The novel Coronavirus has led to nearly 60% of consumers being concerned about dining out, with one in five “definitely” avoiding doing so, according to Datassential’s Coronavirus research report, fielded March 10 with 1,000 U.S. consumers. Fears are highest among parents (26%), urban dwellers (25%) and high earners (26%, those with household incomes over $100k/year).

While some (16%) may reduce how often they order take-out, 54% surveyed say they are likely to decrease the frequency of how often they eat at full-service restaurants.
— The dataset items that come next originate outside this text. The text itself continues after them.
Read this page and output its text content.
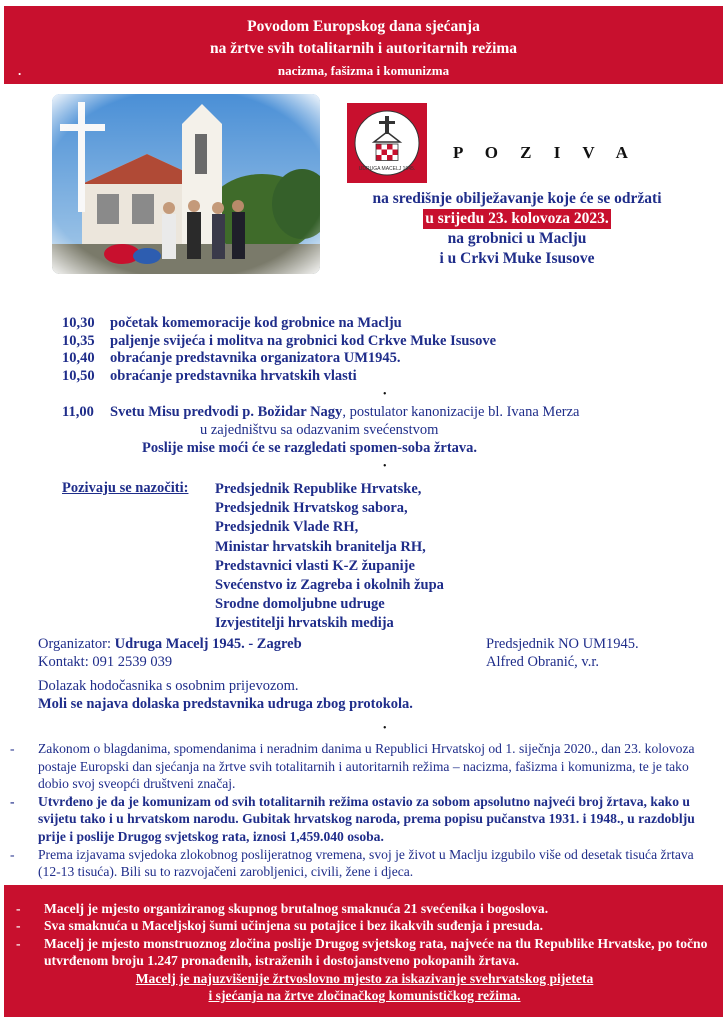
Povodom Europskog dana sjećanja
na žrtve svih totalitarnih i autoritarnih režima
nacizma, fašizma i komunizma
.
UDRUGA MACELJ 1945.
P O Z I V A
na središnje obilježavanje koje će se održati
u srijedu 23. kolovoza 2023.
na grobnici u Maclju
i u Crkvi Muke Isusove
10,30 početak komemoracije kod grobnice na Maclju
10,35 paljenje svijeća i molitva na grobnici kod Crkve Muke Isusove
10,40 obraćanje predstavnika organizatora UM1945.
10,50 obraćanje predstavnika hrvatskih vlasti
•
11,00 Svetu Misu predvodi p. Božidar Nagy, postulator kanonizacije bl. Ivana Merza
u zajedništvu sa odazvanim svećenstvom
Poslije mise moći će se razgledati spomen-soba žrtava.
•
Pozivaju se nazočiti: Predsjednik Republike Hrvatske,
Predsjednik Hrvatskog sabora,
Predsjednik Vlade RH,
Ministar hrvatskih branitelja RH,
Predstavnici vlasti K-Z županije
Svećenstvo iz Zagreba i okolnih župa
Srodne domoljubne udruge
Izvjestitelji hrvatskih medija
Organizator: Udruga Macelj 1945. - Zagreb
Kontakt: 091 2539 039
Predsjednik NO UM1945.
Alfred Obranić, v.r.
Dolazak hodočasnika s osobnim prijevozom.
Moli se najava dolaska predstavnika udruga zbog protokola.
•
- Zakonom o blagdanima, spomendanima i neradnim danima u Republici Hrvatskoj od 1. siječnja 2020., dan 23. kolovoza postaje Europski dan sjećanja na žrtve svih totalitarnih i autoritarnih režima – nacizma, fašizma i komunizma, te je tako dobio svoj sveopći društveni značaj.
- Utvrđeno je da je komunizam od svih totalitarnih režima ostavio za sobom apsolutno najveći broj žrtava, kako u svijetu tako i u hrvatskom narodu. Gubitak hrvatskog naroda, prema popisu pučanstva 1931. i 1948., u razdoblju prije i poslije Drugog svjetskog rata, iznosi 1,459.040 osoba.
- Prema izjavama svjedoka zlokobnog poslijeratnog vremena, svoj je život u Maclju izgubilo više od desetak tisuća žrtava (12-13 tisuća). Bili su to razvojačeni zarobljenici, civili, žene i djeca.
- Macelj je mjesto organiziranog skupnog brutalnog smaknuća 21 svećenika i bogoslova.
- Sva smaknuća u Maceljskoj šumi učinjena su potajice i bez ikakvih suđenja i presuda.
- Macelj je mjesto monstruoznog zločina poslije Drugog svjetskog rata, najveće na tlu Republike Hrvatske, po točno utvrđenom broju 1.247 pronađenih, istraženih i dostojanstveno pokopanih žrtava.
Macelj je najuzvišenije žrtvoslovno mjesto za iskazivanje svehrvatskog pijeteta
i sjećanja na žrtve zločinačkog komunističkog režima.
Datassential’s survey backs up data from Black Box Financial Intelligence that found upscale full-service restaurants in the state of Washington (which includes Seattle, the market in which the first major outbreak occurred in the U.S.) reported the most negative effect in terms of sales lost. Overall, Seattle saw a 10% drop in restaurant sales in the first week of the outbreak, but observers expect that number to jump to at least 20% upon the collection of more data. However, average to-go sales by restaurant location increased by 10.5% in Seattle during the week ending March 1. These shifts seem to indicate that as concerns for the virus continue to rise, guests will likely favor faster or off-premises dining experiences versus extended sit-down restaurant meals that involve interacting with servers and sitting among other guests.

Indeed, Datassential’s survey found that just 11% of respondents said eating away from home/at restaurants felt safer than eating at home. Survey respondents noted they were concerned about contracting COVID-19 from every kind of dining segment.

The following is a list of segments and the percent of survey respondents who believe visiting the type of establishment would increase their likelihood to contract COVID-19:

  • 49% — Buffet restaurants
  • 48% — Bars, clubs, lounges
  • 46% — Cafeterias
  • 45% — Food courts/food halls
  • 39% — Hotel restaurants and bars
  • 34% — Limited-service restaurants
  • 32% — C-stores
  • 29% — Grocery stores
  • 27% — Casual dining
  • 21% — Grocery deli/baker
  • 21% — Fine dining

When asked what would make them more comfortable about dining out in the wake of the novel Coronavirus outbreak, 57% said regularly/visibly wiping down tables, kiosks and other areas people frequently touch. Other top answers include employees visibly wearing food safety apparel (46%), restaurants handing out disinfectant wipes for customer use (43%), more food covers and enclosed cold cases (42%) and no open containers (40%).